A sound system with four higher-powered Danley Sound Labs loudspeakers, powered by a Danley amplifier and controlled by a QSC DSP, provide sound for the locker room. “Audio sources include the IPTV system, Shure wireless microphones and a wallplate for BYOD audio,” Volk noted. “All audio sources are treated as a single zone throughout the space. Local sound is also available on the individual displays.”
A TriplePlay TripleChoice Education Portal allows for the control of the TriplePlay system and all IPTV set-top boxes, whereas a Crestron control processor and 10-inch touchpanel act as the user interface for control of the individual displays (power, channel, volume) and the sound system (source, volume).
Content for the system includes cable television channels, locally encoded channels and digital signage channels, which primarily act as digital bulletin and message boards for the players.

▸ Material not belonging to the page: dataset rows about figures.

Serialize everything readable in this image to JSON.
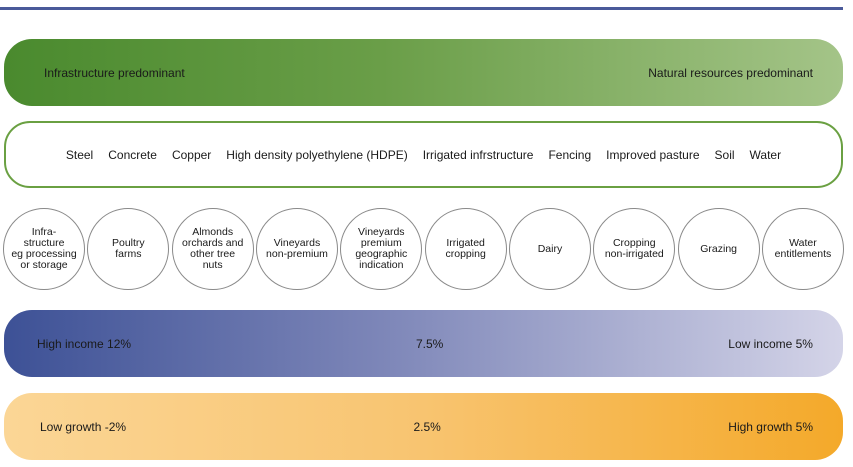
{
  "top_band": {
    "left": "Infrastructure predominant",
    "right": "Natural resources predominant"
  },
  "materials": [
    "Steel",
    "Concrete",
    "Copper",
    "High density polyethylene (HDPE)",
    "Irrigated infrstructure",
    "Fencing",
    "Improved pasture",
    "Soil",
    "Water"
  ],
  "assets": [
    "Infra-\nstructure\neg processing\nor storage",
    "Poultry\nfarms",
    "Almonds\norchards and\nother tree\nnuts",
    "Vineyards\nnon-premium",
    "Vineyards\npremium\ngeographic\nindication",
    "Irrigated\ncropping",
    "Dairy",
    "Cropping\nnon-irrigated",
    "Grazing",
    "Water\nentitlements"
  ],
  "income_band": {
    "left": "High income 12%",
    "middle": "7.5%",
    "right": "Low income 5%"
  },
  "growth_band": {
    "left": "Low growth -2%",
    "middle": "2.5%",
    "right": "High growth 5%"
  },
  "colors": {
    "rule": "#4a5a9a",
    "green_start": "#4a8a2e",
    "green_end": "#a4c488",
    "blue_start": "#3d5196",
    "blue_end": "#d4d4e8",
    "orange_start": "#fbd696",
    "orange_end": "#f4a92a"
  }
}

A local HDMI input under several of the displays also allows coaches to input a laptop or other local source directly into the display for additional content.
“The new AV system provides a high-tech feel and finish to the Yellow Jackets’ locker room and provides Georgia Tech with the ability to expand,” Volk said.
As with most large AV systems, digital signage is a key part of the total digital media distribution system. That’s why it is necessary for the AV integration team to work collaboratively with both the IT and Security teams. As with most other digital signage projects, clear and regular communication with all stakeholders throughout the design and deployment process is key to long-term customer satisfaction.
With increased television and social media exposure at all levels of collegiate and pro sports, the locker room has become even more of a focal point for fan and management attention. This, in turn, has created significant and interesting opportunities for designers and integrators with the right team spirit.